San Juan Capistrano

Transparency, not Tyranny!


The on-going attempts by certain city officials to intimidate and silence those who disagree with or question their decisions have reached a new and unfortunate low.

We refer to the latest tactic by councilmen Sam Allevato, Larry Kramer and John Taylor, who voted to place on the November 5 council agenda a discussion of whether they should report councilmen Roy Byrnes and Derek Reeve to the Grand Jury, alleging Brown Act violation and breach of fiduciary responsibility, and censure of Reeve for ethics violations.

The allegations leveled against Byrnes and Reeve are patently false. We know this because they revolve around the present ban of all newspapers including the Community Common Sense (CCS) on public property.
Here’s a summary of events:

§ The City allowed newspaper racks outside City Hall and the Community Center for at least ten years - until CCS placed its news rack outside both buildings alongside other news publications.

§ In less than a week, the council majority scheduled a closed door meeting to discuss banning the CCS, justifying secrecy under false pretenses; a made-up “Threat of litigation”. No such threat existed. We believe their motive for this was to shield their discussion from the public. We learned of this closed meeting agenda from our attorney, who is Councilman Derek Reeve. He was informed of the meeting by the City Manager, with only forty-five minutes’ notice. As our attorney, he rightfully recused himself from the meeting.

§ Within a few days, CCS received a letter from City Attorney Hans Van Ligten, ordering us to remove our news racks. We complied.

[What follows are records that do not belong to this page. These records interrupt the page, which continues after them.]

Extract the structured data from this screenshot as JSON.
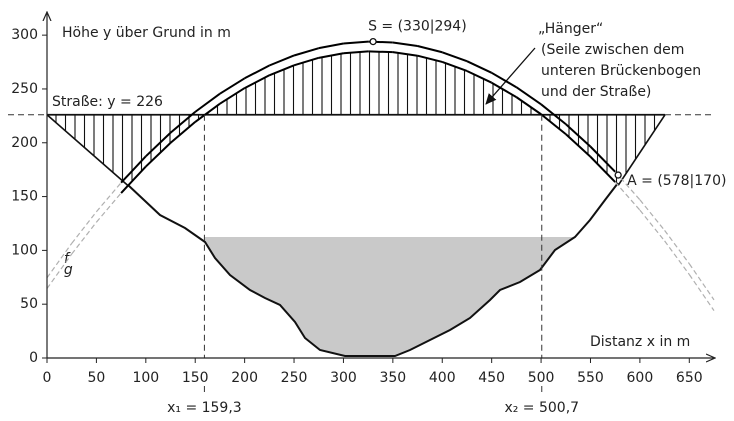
{
  "chart_data": {
    "type": "line",
    "y_label": "Höhe y über Grund in m",
    "x_label": "Distanz x in m",
    "xlim": [
      0,
      675
    ],
    "ylim": [
      0,
      315
    ],
    "xticks": [
      0,
      50,
      100,
      150,
      200,
      250,
      300,
      350,
      400,
      450,
      500,
      550,
      600,
      650
    ],
    "yticks": [
      0,
      50,
      100,
      150,
      200,
      250,
      300
    ],
    "x": [
      0,
      25,
      50,
      75,
      100,
      125,
      150,
      175,
      200,
      225,
      250,
      275,
      300,
      325,
      350,
      375,
      400,
      425,
      450,
      475,
      500,
      525,
      550,
      575,
      600,
      625,
      650,
      675
    ],
    "series": [
      {
        "name": "f",
        "color": "#000000",
        "values": [
          74.5,
          106.5,
          135.9,
          162.9,
          187.4,
          209.3,
          228.7,
          245.6,
          259.9,
          271.8,
          281.1,
          287.9,
          292.2,
          294.0,
          293.2,
          289.9,
          284.1,
          275.8,
          265.0,
          251.6,
          235.7,
          217.3,
          196.4,
          173.0,
          147.0,
          118.6,
          87.6,
          54.0
        ]
      },
      {
        "name": "g",
        "color": "#000000",
        "values": [
          64.5,
          96.6,
          126.2,
          153.3,
          177.9,
          199.9,
          219.4,
          236.3,
          250.8,
          262.7,
          272.0,
          278.9,
          283.2,
          284.9,
          284.2,
          280.9,
          275.1,
          266.7,
          255.8,
          242.4,
          226.5,
          208.0,
          187.0,
          163.5,
          137.4,
          108.8,
          77.6,
          44.0
        ]
      }
    ],
    "road": {
      "y": 226,
      "label": "Straße: y = 226"
    },
    "points": [
      {
        "x": 330,
        "y": 294,
        "label": "S = (330|294)"
      },
      {
        "x": 578,
        "y": 170,
        "label": "A = (578|170)"
      }
    ],
    "markers": [
      {
        "x": 159.3,
        "label": "x₁ = 159,3"
      },
      {
        "x": 500.7,
        "label": "x₂ = 500,7"
      }
    ],
    "hanger_label": [
      "„Hänger“",
      "(Seile zwischen dem",
      "unteren Brückenbogen",
      "und der Straße)"
    ]
  }
}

§ At a subsequent City Council meeting, a question was asked of City Council; “Who made the decision to remove the news racks?” Councilman Byrnes responded that by a vote of 3-1 in closed session, Councilmen Allevato, Kramer and Taylor voted to ban the newspapers (Byrnes was opposed; Reeve had recused himself).

§ As the Brown Act mandates that certain decisions in closed session be reported to the public in open session, a follow-up question was asked; “Was the vote made public?”

§ City Attorney Hans Van Ligten did not deny there was a vote. Instead he stated, “There was no action taken” [in closed session]. Byrnes insisted there was indeed a vote; it was 3-1 but said he couldn’t share the nature of the discussion as that would be a violation of the Brown Act.

Van Ligten claimed the decision to ban the news racks was all his – that he was merely enforcing Municipal Code; but why, after 10 years, were the rules being changed? Clearly action was taken as a result of the closed door meeting, because the City Attorney ordered the news racks removed from City property immediately after the meeting.

§ At the October 15 regular council meeting, Councilmen Larry Kramer and Sam Allevato publicly denounced Byrnes and Reeve, suggesting that Byrnes violated the Brown Act by disclosing the closed meeting vote, and that Reeve committed breach of fiduciary duty and ethics violations by representing the CCS and for submitting Public Records Act (PRA) requests for information from the City*.

* According to the California Attorney General, elected officials may represent constituents in legal matters as long as they recuse themselves from votes that may present a conflict, and are also within their legal rights to obtain information from the City they represent via a PRA request.

This spat is not just about the CCS and freedom of the press; it’s about everyone’s right to free speech, especially when faced with government suppression of political dissent.

The Brown Act was established to compel elected officials to conduct the people’s business IN PUBLIC. It is time these elected officials complied with the Brown Act and ceased efforts to intimidate into silence individuals who are asking legitimate questions about the way they conduct THE PEOPLE’S business.


Anonymous said...

It seems like there are a lot of decisions made around City Hall that are based on decisions made away from the public and the council.

For example, how much money did this self-congratulatory "Good News" newsletter cost? A professionally produced 4-color brochure was mailed to everyone in town. When did the decision to spend this money come before the Council? And who exercises editorial control over the material?

Editorial Board said...

Anonymous -

All good questions.

A PRA request for information for the last public relations "newsletter" distributed to SJC residents was approx $8000.

We are unsure whether these public relations pieces require council approval. We are also unsure who exercises editorial control over the material, but we assume the City Manager is ultimately responsible for approving the material.